Backend

What are the best practices for implementing ACL (access control list)?

Hello!

A question about best practices for implementing ACLs.

For simplicity, I will describe a primitive hypothetical problem.

There is a certain resource, for example pictures. Pictures lie on the disk as files, and the names of the files and links to them are in the DBMS table. Well, even the size of the pictures, let's say.
There is a table of users in the same place in a DBMS.

To access images, a backend has been developed that accepts REST requests, "translates" them into SQL, receives a response from the database, and returns the result as JSON.

Suppose we need to restrict users' access to pictures so that users do not know anything about the presence of "foreign" pictures.

Also, let's say that there is a request `/images/list` without parameters, which returns all the pictures in the DBMS available to the user and displays the list as JSON.

Implementation:
Only an option comes to mind: a third table is created that lists all the images available to each specific user, then the user's query leads to a selection from the database with one or more queries of the desired image names and returns the list to the user. Well let's say ok.

What if the user should be able to access `*.png` but not `*.bmp`? Then it turns out that each request should result in receiving the entire list of files first, and then, a certain filtering algorithm should be applied to the resulting list (leave all `*.png` files in the response, delete `*.bmp` files from the response)?
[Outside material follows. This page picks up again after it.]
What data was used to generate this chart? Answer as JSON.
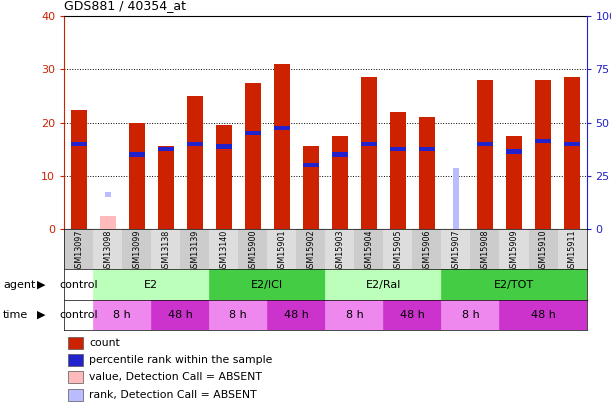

So what?
And if you need to show files up to a certain size, but not more? Another filtering algorithm?
Somehow it all turns out in the forehead ...

But what if there are 3, 5, 10, 100 resources? But what if the resources are hierarchical? For example, there are related tables of regions/provinces/cities and you need to set up complex access - a user can have access to several regions, to several regions in accessible regions, and to some cities in accessible regions. On the GUI, it is approximately clear how to depict this (in the form of a tree with checkboxes), but what about the implementation of this goodness? Should this be algorithmized in each specific case "on the forehead"? And if one more level of hierarchy is added? Expand response filtering algorithm?
What if each resource is a separate microservice? It turns out that you first need to collect all the answers and then filter?

Somehow it's all ... complicated ... If the system is complicated enough, then the ACL itself will be great ...

Actually, the question! Is there any beautiful solution for such tasks?

Who solved such problems? Give advice!